Inflation can be a concern because it makes money saved today less valuable tomorrow. Essentially eroding the purchasing power of a currency. For example, if an investor earns 8% from his investments, but inflation is 6%, it means that his wealth only increased by 2% in real terms.
What drives inflation?
There are three drivers of inflation: Cost-push inflation, demand-pull inflation, and built-in inflation.
Cost-push inflation occurs when prices increase due to increases in the cost of production inputs, such as raw materials. For example, the Russian-Ukraine conflict has led to a sharp increase in the prices of commodities, like oil and wheat. Oil is used in production processes and transport, and wheat is used as an input to produce food. Businesses will pass on the higher costs of raw materials to consumers, leading to higher prices without any change in demand for the products consumed.
Demand-pull inflation can be caused by strong consumer demand for a product or service. When there's a surge in demand for a wide breadth of goods across an economy, their prices tend to increase. Possible causes for increased demand include lower interest rates (more borrowing), quantitative easing from governments, population growth and income growth.
Built-in inflation is related to adaptive expectations, the idea that people expect current inflation rates to continue in the future. As the price of goods and services rises, workers expect that they will continue to rise in the future at a similar rate and demand higher wages to maintain their standard of living. Their increased wages result in a higher cost of goods and services, and this wage-price spiral continues as one factor continually induces the other.
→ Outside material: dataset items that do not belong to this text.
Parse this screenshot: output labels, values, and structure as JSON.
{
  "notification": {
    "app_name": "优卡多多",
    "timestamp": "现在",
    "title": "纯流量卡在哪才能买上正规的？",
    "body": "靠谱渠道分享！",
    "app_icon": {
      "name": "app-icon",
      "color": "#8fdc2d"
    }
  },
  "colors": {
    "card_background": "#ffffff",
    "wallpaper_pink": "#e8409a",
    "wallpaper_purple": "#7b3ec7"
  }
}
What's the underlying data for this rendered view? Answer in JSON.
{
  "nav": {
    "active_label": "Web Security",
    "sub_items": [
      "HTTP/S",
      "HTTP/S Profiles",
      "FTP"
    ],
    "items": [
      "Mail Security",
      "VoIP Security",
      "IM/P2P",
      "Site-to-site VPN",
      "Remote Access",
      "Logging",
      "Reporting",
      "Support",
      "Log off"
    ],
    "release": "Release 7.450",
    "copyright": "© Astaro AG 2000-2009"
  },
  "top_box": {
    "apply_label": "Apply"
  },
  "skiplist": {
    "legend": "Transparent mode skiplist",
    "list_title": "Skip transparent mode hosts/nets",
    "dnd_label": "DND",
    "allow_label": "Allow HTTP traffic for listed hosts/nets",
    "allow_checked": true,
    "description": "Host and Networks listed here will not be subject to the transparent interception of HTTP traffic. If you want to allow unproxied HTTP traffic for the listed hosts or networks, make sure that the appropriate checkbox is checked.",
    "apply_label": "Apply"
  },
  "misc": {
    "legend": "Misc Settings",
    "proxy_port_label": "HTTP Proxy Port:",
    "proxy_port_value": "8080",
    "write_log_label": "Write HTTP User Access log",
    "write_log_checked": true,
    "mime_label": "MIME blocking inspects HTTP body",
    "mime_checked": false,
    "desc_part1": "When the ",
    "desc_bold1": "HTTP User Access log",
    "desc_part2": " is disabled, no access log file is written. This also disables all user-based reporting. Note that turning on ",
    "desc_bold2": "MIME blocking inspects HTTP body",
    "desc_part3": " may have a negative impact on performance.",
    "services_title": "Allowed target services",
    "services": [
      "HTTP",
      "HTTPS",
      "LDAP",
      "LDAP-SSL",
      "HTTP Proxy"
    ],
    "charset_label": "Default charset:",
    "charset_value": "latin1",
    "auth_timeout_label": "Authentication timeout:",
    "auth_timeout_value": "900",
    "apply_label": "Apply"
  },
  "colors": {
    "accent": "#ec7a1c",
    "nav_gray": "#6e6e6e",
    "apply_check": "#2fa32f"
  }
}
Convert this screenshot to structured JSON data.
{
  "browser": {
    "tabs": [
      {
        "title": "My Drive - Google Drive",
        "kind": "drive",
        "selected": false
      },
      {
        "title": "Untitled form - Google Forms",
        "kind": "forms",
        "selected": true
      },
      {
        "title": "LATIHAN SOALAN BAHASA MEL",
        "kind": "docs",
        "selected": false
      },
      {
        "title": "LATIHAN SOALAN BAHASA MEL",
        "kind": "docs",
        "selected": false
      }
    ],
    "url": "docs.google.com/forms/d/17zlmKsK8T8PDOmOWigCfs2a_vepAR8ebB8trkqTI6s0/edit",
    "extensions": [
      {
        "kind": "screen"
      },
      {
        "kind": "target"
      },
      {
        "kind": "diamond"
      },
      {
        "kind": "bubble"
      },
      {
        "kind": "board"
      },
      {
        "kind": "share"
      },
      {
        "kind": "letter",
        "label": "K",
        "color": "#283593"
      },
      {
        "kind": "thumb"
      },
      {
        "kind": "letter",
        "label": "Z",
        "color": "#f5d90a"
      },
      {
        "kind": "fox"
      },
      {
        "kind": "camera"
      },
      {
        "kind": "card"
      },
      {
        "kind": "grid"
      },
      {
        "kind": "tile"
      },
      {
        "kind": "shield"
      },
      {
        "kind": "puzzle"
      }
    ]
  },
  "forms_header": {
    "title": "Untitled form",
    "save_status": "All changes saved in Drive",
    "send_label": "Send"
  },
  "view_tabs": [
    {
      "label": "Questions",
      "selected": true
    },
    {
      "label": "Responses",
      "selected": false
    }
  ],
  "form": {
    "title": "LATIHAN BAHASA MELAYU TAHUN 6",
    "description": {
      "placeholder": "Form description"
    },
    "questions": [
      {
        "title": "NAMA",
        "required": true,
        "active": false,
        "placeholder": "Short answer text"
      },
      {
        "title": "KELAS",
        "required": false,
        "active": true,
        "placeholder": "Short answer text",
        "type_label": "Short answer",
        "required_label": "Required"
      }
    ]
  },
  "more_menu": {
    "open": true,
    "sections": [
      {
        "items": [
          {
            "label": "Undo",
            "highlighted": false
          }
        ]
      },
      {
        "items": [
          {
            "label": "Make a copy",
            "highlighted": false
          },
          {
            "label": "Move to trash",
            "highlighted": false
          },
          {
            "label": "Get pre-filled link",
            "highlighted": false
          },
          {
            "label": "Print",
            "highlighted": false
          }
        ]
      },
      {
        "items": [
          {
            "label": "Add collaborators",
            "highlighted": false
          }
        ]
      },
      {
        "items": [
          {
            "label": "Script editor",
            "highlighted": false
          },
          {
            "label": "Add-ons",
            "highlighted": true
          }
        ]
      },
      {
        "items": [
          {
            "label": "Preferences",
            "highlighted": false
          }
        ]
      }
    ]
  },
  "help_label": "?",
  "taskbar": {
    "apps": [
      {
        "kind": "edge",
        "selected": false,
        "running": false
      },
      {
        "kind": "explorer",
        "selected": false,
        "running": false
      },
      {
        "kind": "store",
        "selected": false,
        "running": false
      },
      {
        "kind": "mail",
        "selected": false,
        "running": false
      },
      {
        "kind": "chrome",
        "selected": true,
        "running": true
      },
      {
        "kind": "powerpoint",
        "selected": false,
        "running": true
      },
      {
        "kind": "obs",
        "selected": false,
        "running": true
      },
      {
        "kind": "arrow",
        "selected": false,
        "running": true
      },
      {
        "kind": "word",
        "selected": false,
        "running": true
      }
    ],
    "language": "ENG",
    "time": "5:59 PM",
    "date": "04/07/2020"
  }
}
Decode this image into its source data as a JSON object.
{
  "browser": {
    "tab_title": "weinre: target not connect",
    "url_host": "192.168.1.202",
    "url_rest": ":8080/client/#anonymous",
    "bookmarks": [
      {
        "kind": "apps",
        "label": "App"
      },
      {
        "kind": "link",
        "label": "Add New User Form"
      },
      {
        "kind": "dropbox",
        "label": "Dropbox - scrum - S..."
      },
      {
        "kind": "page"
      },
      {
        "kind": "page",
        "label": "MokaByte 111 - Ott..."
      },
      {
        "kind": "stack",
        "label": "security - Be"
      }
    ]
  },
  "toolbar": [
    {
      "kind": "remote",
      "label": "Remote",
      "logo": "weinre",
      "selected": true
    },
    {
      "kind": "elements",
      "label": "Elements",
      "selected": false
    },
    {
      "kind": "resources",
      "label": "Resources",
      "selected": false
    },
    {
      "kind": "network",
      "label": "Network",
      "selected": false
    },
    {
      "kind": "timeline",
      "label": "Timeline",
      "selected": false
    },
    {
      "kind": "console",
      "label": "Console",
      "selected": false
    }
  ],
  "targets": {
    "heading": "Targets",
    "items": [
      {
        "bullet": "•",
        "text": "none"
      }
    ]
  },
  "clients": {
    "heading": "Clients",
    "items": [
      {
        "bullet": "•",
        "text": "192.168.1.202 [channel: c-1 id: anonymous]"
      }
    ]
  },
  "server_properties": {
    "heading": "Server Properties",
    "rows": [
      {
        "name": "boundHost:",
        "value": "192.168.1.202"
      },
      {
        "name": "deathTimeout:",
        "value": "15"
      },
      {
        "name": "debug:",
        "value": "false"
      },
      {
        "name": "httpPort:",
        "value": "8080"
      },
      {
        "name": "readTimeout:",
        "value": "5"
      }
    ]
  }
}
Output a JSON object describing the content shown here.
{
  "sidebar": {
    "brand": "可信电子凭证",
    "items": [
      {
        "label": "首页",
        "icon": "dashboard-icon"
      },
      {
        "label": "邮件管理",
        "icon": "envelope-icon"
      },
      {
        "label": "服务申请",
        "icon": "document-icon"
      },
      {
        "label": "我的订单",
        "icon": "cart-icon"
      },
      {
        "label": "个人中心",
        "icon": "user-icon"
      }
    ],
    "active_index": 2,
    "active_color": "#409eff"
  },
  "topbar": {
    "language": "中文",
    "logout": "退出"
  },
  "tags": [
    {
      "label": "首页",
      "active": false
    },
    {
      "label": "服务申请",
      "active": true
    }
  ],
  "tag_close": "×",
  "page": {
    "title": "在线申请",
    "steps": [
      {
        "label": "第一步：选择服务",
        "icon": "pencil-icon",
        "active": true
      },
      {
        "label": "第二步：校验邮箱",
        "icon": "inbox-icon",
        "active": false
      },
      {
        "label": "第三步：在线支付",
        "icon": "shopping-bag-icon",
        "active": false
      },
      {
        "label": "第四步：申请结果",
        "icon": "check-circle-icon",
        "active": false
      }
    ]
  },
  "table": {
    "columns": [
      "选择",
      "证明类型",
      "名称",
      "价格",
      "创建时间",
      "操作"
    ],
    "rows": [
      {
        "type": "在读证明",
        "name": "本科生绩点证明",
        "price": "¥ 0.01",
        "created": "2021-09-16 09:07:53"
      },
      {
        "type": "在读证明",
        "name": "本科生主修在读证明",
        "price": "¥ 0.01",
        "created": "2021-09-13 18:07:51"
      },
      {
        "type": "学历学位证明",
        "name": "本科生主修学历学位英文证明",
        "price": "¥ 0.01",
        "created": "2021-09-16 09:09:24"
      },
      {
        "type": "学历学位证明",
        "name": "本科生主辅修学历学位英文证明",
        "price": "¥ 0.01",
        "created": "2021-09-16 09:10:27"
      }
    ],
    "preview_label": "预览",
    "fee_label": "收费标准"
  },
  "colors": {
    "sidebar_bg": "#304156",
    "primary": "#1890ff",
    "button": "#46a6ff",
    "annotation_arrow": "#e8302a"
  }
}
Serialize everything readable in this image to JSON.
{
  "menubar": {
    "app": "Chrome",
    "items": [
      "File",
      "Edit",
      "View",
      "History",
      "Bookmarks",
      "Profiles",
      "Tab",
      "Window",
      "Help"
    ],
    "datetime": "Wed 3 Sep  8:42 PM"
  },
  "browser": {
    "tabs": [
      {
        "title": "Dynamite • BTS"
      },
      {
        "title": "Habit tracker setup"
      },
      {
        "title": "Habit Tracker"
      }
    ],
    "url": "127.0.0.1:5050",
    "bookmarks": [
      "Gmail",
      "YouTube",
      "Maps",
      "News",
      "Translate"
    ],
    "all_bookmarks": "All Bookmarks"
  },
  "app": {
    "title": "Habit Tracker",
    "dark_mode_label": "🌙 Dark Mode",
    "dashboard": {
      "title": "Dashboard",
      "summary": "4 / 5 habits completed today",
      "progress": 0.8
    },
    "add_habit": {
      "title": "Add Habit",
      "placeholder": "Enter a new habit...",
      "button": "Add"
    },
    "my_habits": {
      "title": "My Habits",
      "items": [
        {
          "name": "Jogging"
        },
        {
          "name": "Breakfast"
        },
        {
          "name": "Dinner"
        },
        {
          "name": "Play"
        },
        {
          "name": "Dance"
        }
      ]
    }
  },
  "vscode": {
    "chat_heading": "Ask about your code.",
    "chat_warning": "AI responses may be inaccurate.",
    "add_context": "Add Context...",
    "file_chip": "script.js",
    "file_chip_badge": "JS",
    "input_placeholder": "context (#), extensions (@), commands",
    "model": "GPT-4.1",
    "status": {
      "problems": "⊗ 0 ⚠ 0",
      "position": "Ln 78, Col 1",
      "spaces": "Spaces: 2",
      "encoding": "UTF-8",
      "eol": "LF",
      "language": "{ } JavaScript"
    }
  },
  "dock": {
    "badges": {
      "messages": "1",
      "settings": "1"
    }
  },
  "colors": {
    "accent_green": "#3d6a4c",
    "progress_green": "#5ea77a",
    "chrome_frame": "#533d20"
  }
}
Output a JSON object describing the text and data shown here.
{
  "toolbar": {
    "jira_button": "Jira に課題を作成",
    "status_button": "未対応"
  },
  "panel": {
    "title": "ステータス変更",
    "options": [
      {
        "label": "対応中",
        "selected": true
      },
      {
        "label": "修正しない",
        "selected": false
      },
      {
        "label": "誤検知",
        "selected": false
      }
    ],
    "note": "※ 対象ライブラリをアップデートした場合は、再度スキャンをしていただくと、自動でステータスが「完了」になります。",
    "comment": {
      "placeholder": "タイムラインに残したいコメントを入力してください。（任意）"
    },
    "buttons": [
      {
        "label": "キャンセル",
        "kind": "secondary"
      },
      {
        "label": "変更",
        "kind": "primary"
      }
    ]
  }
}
How do we calculate inflation?
The main measure we use to calculate inflation is the Consumer Price Index, or CPI for short. The CPI is the price of a basket of goods and services purchased by the average household in South Africa. There are 412 goods and services in the basket which are classified into 12 broad groups, such as food, beverages, clothing and footwear, health, transport, and education. We track inflation by the percentage change in the value of the basket over time. For example, if the CPI value in April 2021 was 102.5 and 108.65 in April 2022, this represents a 6% year-on-year increase.
Does the villain have a good side?
An optimum level of inflation is often promoted to encourage spending instead of saving. If the purchasing power of money decreases over time, there may be a greater incentive to spend now instead of saving and spending later. Spending leads to economic growth.
Protection against inflation
The best way to protect ourselves against inflation is to keep investing. Investments generally outperforms inflation, whilst keeping money in cash or savings erodes value over time.